Data 624 - Homework #2

Exercises 3.1, 3.2, 3.3 and 3.8 from the Hyndman online Forecasting book. The rpubs version of this work can be found here, and source/data can be found on github here.

#clear the workspace
rm(list = ls())

#load req's packages
library(forecast)
library(readxl)
library(RCurl)
library(fpp2)
library(gridExtra)
library(grid)
library(CombMSC)

Question 3.1

For the following series, find an appropriate Box-Cox transformation in order to stabilise the variance.

usnetelec
usgdp
mcopper
enplanements

bc.transform <- function(data,series.name) {
  #plot original data
  p1 <- autoplot(data,main=paste0("Original data for ",series.name))
  #find lambda
  (lambda <- BoxCox.lambda(data))
  #plot the transformed data
  p2 <- autoplot(BoxCox(data,lambda),
                 main=paste0(series.name, " transform with Lambda = ",
                             round(lambda,2)))
    print(paste0("An appropriate variance stabilizing Box-Cox transformation for ", series.name, " is ", round(lambda,2) ))
  grid.arrange(p1, p2)
}

usnetelec

bc.transform(usnetelec,"usnetelec")

## [1] "An appropriate variance stabilizing Box-Cox transformation for usnetelec is 0.52"

US GDP

bc.transform(usgdp,"US GDP")

## [1] "An appropriate variance stabilizing Box-Cox transformation for US GDP is 0.37"

mcopper

bc.transform(mcopper,"mcopper")

## [1] "An appropriate variance stabilizing Box-Cox transformation for mcopper is 0.19"

enplanements

bc.transform(enplanements,"enplanements")

## [1] "An appropriate variance stabilizing Box-Cox transformation for enplanements is -0.23"

Question 3.2

Why is a Box-Cox transformation unhelpful for the cangas data?

bc.transform(cangas,"Cangas")

## [1] "An appropriate variance stabilizing Box-Cox transformation for Cangas is 0.58"

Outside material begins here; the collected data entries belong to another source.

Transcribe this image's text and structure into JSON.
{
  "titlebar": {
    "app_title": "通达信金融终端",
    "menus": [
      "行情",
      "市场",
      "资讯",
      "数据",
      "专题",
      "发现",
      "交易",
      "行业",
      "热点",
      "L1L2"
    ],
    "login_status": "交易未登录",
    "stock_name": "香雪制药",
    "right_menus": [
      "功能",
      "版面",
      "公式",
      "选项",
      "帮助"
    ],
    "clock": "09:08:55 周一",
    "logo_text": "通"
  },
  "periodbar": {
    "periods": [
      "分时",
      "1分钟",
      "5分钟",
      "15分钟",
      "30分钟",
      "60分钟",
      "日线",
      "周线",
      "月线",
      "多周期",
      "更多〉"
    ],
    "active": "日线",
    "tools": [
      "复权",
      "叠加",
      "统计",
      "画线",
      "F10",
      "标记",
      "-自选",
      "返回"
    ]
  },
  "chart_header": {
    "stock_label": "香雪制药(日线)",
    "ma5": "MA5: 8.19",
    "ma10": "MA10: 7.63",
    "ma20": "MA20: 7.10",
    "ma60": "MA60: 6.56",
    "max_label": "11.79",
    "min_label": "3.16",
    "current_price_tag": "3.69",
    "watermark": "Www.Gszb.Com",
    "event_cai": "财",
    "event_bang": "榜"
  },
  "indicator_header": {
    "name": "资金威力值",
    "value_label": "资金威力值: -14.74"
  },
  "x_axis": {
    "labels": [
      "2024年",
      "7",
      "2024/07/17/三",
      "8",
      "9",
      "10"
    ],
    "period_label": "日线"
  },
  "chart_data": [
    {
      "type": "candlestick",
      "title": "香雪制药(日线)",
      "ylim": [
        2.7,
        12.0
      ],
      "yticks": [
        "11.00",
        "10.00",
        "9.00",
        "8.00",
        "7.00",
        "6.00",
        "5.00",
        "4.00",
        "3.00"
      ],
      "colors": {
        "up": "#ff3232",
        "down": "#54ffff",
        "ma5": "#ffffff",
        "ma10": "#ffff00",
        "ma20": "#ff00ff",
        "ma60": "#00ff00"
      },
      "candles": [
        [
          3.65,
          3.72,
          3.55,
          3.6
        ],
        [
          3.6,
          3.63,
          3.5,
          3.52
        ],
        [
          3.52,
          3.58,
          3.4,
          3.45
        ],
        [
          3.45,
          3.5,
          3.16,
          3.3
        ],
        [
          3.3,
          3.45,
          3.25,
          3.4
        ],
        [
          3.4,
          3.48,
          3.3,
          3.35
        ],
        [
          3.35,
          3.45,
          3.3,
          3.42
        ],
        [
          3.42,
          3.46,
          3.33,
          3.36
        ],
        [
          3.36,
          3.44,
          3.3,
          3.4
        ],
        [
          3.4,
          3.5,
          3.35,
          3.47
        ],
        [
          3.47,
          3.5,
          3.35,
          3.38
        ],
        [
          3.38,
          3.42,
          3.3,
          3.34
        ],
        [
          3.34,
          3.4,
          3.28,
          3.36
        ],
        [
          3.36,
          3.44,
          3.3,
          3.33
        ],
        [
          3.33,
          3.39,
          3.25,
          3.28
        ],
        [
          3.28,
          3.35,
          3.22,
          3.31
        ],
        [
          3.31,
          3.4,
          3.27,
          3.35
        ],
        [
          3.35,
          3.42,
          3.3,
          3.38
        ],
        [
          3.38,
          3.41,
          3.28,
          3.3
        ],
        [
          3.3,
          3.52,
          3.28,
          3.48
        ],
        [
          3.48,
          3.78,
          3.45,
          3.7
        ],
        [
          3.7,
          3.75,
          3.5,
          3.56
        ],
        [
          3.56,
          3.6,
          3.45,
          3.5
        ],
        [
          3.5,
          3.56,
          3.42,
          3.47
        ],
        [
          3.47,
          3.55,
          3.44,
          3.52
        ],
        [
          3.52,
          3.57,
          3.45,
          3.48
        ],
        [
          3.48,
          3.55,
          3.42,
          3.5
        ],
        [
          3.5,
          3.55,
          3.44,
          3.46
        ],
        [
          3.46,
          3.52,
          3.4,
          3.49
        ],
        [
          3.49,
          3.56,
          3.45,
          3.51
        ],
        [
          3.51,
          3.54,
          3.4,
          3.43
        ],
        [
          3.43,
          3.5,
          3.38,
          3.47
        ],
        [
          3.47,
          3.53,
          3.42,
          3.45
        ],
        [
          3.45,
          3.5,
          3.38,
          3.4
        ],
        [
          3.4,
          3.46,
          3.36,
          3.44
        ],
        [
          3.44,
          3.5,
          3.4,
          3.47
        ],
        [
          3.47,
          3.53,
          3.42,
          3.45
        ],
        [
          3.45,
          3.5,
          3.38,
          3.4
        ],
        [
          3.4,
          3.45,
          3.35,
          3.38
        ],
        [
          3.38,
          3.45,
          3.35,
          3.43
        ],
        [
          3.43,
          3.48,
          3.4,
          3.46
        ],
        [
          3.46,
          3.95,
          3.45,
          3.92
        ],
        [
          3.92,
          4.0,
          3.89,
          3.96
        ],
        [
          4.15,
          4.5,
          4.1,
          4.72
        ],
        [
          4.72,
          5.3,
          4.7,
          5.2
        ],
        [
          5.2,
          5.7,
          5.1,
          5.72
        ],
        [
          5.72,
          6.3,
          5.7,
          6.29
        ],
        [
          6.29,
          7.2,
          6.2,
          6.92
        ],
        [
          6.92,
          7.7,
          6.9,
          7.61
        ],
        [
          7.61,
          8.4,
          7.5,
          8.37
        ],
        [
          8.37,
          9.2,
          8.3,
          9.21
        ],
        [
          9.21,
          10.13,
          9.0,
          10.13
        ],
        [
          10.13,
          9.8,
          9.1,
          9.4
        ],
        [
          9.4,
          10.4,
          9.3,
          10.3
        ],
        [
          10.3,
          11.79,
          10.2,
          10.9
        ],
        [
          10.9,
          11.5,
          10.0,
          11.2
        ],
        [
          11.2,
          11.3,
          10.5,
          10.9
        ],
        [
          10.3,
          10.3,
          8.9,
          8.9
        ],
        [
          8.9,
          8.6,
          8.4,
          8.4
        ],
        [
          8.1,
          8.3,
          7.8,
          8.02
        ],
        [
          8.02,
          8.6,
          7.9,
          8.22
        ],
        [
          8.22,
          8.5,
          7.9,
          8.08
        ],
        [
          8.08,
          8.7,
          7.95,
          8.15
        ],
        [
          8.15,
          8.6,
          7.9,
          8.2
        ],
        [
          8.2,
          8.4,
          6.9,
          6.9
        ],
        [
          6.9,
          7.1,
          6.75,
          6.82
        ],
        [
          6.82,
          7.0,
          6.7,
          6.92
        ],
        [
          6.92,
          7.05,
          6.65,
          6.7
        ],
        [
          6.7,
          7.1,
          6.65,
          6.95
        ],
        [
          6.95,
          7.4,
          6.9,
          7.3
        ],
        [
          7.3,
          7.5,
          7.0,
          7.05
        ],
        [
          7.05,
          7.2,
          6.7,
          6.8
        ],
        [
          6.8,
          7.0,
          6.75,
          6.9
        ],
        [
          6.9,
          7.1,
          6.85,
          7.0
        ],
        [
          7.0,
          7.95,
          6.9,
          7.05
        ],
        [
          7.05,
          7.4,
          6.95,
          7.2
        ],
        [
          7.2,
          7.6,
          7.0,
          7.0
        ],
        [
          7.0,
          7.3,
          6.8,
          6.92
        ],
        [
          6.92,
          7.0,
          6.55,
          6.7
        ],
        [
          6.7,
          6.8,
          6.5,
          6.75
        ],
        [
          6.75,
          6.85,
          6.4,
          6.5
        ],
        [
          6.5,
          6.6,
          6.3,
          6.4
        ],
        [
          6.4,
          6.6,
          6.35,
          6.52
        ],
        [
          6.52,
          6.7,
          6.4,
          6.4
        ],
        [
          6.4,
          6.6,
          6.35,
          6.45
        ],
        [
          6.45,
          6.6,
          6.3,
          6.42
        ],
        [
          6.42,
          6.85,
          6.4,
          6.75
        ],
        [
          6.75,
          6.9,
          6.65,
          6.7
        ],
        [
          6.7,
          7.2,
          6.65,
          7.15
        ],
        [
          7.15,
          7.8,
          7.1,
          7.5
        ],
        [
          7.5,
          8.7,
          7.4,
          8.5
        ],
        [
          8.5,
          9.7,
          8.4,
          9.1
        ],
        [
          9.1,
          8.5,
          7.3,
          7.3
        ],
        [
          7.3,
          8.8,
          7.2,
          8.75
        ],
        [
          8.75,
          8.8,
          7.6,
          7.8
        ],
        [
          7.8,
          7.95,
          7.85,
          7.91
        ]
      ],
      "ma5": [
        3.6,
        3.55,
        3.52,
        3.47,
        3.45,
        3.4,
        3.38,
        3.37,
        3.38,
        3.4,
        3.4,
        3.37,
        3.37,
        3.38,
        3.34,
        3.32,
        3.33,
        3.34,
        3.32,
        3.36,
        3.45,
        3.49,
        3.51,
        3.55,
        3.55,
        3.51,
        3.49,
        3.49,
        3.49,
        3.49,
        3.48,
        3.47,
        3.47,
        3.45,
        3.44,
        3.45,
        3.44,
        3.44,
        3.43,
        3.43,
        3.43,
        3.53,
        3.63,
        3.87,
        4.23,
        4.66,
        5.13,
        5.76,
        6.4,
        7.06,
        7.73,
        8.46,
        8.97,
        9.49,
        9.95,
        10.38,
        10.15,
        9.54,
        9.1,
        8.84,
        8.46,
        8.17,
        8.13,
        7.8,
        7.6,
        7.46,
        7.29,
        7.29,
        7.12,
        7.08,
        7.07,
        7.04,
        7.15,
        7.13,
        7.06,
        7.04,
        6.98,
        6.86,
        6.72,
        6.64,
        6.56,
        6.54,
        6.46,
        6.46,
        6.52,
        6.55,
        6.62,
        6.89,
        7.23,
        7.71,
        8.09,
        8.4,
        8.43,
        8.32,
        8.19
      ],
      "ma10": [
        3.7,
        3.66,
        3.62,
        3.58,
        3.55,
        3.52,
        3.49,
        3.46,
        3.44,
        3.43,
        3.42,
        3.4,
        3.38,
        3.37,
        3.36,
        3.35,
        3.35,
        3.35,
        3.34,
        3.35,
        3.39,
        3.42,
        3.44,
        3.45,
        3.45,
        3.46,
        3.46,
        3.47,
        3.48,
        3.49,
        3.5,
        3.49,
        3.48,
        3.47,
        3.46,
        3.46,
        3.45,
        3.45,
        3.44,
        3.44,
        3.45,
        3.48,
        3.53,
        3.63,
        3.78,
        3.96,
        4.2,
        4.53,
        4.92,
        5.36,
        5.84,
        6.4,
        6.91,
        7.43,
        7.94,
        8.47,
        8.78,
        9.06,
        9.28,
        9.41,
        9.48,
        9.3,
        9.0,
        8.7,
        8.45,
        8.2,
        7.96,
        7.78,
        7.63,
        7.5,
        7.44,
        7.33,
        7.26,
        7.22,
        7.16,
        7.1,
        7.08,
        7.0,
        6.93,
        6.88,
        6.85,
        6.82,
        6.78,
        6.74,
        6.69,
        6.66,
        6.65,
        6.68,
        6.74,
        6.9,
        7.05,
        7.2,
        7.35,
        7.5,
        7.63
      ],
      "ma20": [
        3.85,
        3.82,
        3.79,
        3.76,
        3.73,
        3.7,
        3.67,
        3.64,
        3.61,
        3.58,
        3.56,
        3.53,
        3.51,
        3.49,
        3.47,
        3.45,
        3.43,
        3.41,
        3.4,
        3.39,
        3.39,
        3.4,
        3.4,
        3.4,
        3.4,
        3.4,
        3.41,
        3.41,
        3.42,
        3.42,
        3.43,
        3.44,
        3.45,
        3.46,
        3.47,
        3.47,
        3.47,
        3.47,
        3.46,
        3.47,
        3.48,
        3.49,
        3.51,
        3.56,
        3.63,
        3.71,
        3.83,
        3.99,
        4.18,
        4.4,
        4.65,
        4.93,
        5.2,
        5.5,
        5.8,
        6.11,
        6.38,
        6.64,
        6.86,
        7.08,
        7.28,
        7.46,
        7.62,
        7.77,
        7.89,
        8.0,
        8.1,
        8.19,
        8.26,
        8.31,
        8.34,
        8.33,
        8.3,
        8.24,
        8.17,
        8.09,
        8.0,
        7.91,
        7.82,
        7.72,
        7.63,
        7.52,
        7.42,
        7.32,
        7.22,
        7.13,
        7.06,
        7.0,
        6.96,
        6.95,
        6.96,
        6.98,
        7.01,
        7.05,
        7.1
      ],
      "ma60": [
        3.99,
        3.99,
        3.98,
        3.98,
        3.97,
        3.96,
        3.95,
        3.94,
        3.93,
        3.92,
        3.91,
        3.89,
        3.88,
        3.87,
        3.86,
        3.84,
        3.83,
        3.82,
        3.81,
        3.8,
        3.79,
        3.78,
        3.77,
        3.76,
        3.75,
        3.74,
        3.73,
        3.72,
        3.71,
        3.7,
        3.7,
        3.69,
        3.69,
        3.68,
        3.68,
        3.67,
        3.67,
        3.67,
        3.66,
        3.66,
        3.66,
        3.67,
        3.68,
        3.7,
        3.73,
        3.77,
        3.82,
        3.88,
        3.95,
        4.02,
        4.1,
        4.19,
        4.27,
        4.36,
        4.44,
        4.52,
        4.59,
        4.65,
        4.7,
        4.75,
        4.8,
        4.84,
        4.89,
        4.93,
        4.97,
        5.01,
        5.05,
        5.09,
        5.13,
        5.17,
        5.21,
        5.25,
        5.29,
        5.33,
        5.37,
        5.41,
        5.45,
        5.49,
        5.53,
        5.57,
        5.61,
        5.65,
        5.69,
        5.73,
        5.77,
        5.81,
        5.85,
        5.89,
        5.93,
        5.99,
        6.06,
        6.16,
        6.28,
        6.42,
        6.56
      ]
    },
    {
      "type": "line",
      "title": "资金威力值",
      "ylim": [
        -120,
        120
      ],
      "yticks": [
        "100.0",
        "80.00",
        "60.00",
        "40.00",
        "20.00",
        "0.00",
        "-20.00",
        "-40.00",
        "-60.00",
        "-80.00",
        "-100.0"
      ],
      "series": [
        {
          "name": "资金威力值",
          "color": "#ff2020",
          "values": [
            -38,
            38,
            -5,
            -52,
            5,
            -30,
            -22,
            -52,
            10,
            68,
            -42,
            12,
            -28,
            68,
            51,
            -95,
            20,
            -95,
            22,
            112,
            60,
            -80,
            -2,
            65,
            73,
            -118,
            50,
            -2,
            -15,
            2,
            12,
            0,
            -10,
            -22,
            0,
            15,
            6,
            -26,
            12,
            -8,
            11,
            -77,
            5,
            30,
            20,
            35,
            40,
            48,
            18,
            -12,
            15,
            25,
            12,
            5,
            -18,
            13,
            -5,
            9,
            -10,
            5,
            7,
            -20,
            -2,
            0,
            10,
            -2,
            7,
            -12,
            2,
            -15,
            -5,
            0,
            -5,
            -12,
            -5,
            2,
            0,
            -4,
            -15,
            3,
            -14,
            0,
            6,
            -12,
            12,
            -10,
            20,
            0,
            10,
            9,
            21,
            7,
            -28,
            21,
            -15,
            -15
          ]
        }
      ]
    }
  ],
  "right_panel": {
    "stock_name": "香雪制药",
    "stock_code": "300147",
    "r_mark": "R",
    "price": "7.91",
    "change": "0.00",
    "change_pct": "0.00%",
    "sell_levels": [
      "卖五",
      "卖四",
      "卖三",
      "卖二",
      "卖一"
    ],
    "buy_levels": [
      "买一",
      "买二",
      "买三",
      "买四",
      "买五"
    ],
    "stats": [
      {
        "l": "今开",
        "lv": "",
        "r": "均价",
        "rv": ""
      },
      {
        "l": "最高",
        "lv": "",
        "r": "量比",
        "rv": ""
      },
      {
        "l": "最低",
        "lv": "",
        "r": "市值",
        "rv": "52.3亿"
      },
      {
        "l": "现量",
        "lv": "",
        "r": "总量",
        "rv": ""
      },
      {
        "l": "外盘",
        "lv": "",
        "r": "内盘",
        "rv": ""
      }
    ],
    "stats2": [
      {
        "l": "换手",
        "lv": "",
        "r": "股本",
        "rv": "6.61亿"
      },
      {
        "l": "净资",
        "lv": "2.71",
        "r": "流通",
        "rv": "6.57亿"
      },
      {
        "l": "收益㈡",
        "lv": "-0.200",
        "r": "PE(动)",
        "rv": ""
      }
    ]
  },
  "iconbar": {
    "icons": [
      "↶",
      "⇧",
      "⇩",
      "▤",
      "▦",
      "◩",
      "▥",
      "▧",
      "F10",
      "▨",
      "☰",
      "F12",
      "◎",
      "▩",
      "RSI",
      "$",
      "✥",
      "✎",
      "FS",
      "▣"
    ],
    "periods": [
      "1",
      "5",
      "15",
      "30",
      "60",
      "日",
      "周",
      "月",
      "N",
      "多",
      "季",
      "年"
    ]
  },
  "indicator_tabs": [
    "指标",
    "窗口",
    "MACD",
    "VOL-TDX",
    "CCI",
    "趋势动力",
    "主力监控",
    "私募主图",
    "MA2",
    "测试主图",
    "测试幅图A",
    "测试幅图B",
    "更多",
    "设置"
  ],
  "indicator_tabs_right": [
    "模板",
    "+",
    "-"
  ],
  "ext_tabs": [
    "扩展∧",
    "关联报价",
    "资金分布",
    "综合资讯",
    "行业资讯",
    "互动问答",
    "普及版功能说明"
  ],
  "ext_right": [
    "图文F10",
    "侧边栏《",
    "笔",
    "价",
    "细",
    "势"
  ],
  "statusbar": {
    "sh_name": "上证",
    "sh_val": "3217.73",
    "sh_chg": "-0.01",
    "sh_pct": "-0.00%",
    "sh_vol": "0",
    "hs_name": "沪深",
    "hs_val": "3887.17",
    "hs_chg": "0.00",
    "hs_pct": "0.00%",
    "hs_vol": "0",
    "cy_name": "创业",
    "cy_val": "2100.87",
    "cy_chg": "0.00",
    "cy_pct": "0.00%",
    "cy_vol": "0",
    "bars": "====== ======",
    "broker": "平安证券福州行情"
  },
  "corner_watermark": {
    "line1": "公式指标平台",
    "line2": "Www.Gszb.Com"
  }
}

(lambda <- BoxCox.lambda(cangas))

## [1] 0.5767759

p1 <- autoplot(diff(cangas,lag=3),main = "Cangas - Quarterly Change")
p2 <- autoplot(diff(BoxCox(cangas,lambda),lag=3),main = "Cangas - BoxCox Trabsformed Quarterly Change")

grid.arrange(p1, p2)

The box-cox transformaiton is unhelpful because it does not seem to provide any effect in terms of variance standardization / stabilization. I suspect that this is because of the nature of the data. We appear to have 3 regimes, as is evident in the quarterly change plots.

moderate variance regime for approx the first 1/3rd of the data
high variance for the mid-regime
low variance for the last 3rd

My hunch is that these 3 regimes represent totally different distributions thus Box-Cox is ineffective. If we were to perform a piece-wise Box-Cox by 3rds of the data, my suspicion is that it would be more effective.

Question 3.3

What Box-Cox transformation would you select for your retail data (from Exercise 3 in Section 2.10)?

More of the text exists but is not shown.